In our study the CD8+ IELs were significantly higher in CD patients (20/100 epithelial cells), compared to controls (1/100 epithelial cells) or Hp infected patients without CD (2/100 epithelial cells). We assume that in undiagnosed patients with histological features compatible with LG, higher counts of CD8+ IELs may imply that the diagnosis is CD rather than Hp gastritis. Our findings support the published data that CD8+/CD4− IELs are involved significantly in the pathogenesis of CD [25].

In our study, the low expression of CD57 in the lymphoid cells, both in the epithelium, in the LP as well as in the mucosal glands indicate that NK cells may play a negligible role in these two pathologies.

We also tried to differentiate between these two causative agents of LG by looking at the proliferation marker, Ki67. Although both conditions were associated with a prominent adaptive immune activity, no increase in the proliferation index of the surface epithelium was demonstrated in these pathologies.

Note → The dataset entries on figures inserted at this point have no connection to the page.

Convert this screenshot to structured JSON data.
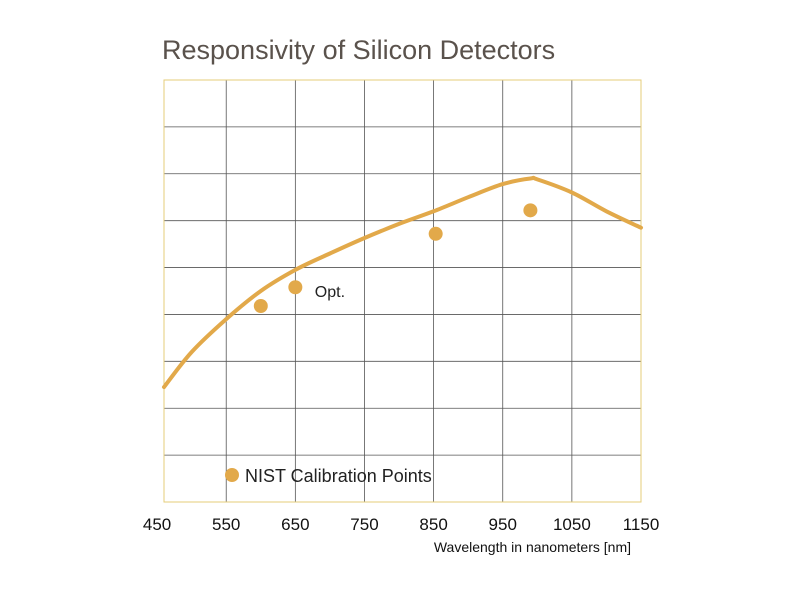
{
  "chart_data": {
    "type": "line",
    "title": "Responsivity of Silicon Detectors",
    "xlabel": "Wavelength in nanometers [nm]",
    "ylabel": "",
    "xlim": [
      460,
      1150
    ],
    "ylim": [
      0,
      9
    ],
    "x_ticks": [
      450,
      550,
      650,
      750,
      850,
      950,
      1050,
      1150
    ],
    "y_gridlines": 9,
    "grid": true,
    "colors": {
      "curve": "#e2a94a",
      "points": "#e2a94a",
      "grid": "#555555",
      "frame": "#e5cc7a"
    },
    "series": [
      {
        "x": [
          460,
          500,
          550,
          600,
          650,
          700,
          750,
          800,
          850,
          900,
          950,
          990,
          1000,
          1050,
          1100,
          1150
        ],
        "y": [
          2.45,
          3.2,
          3.9,
          4.5,
          4.95,
          5.3,
          5.63,
          5.93,
          6.2,
          6.5,
          6.78,
          6.9,
          6.88,
          6.6,
          6.2,
          5.85
        ]
      }
    ],
    "calibration_points": {
      "name": "NIST Calibration Points",
      "x": [
        600,
        650,
        853,
        990
      ],
      "y": [
        4.18,
        4.58,
        5.72,
        6.22
      ]
    },
    "annotations": [
      {
        "text": "Opt.",
        "x": 700,
        "y": 4.37
      }
    ],
    "legend": {
      "label": "NIST Calibration Points",
      "position": "bottom-left"
    }
  }
}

Dendritic cells (CNA42+) which serve as professional antigen presenting cells did not show an increased expression in both pathologies. This may indicate that the process of antigen presentation occurred in the lymph nodes. This notion is supported by the absence of CD4 (T helper) cells in the immune cell infiltrates found in the affected tissues. Thus, in the infected area we observed mainly the effector CD8 lymphocytes.

In addition to all the above, we confirmed the published results that the highest number of lymphoid follicles was observed in a similar proportion of children with or without CD, who were Hp positive independent of the presence of LG.

The inflammatory infiltrate in the LP and in the mucosal glands does not contribute to the differentiation between these diseases.

In summary, our study aimed to explore the contribution of CD and Hp infection to LG and to characterize the different immunoprofiles of the gastric inflammatory cells involved in these diseases. We were looking for an applicable histological tool that might differentiate between cases of CD and Hp infection with overlapping clinical and histological features.

We suggest that in very young patients infected by Hp and suspicion for having atypical CD (negative serology with increased IELs with normal villous architecture-Marsh I classification) with a debatable diagnosis of CD versus Hp infection, the number of CD8+ IELs in the antrum might hint toward the diagnosis of CD rather than Hp infection, and the number of lymphoid follicles directs toward the diagnosis of Hp infection. Thus, it is important to include immunohistochemical analysis of CD8 lymphocytes in the antrum in undefined cases of CD.


The authors thank Professor Yona Keisari, Human Microbiology, Sackler School of Medicine, Tel-Aviv University, Israel, for the helpful comments and suggestions.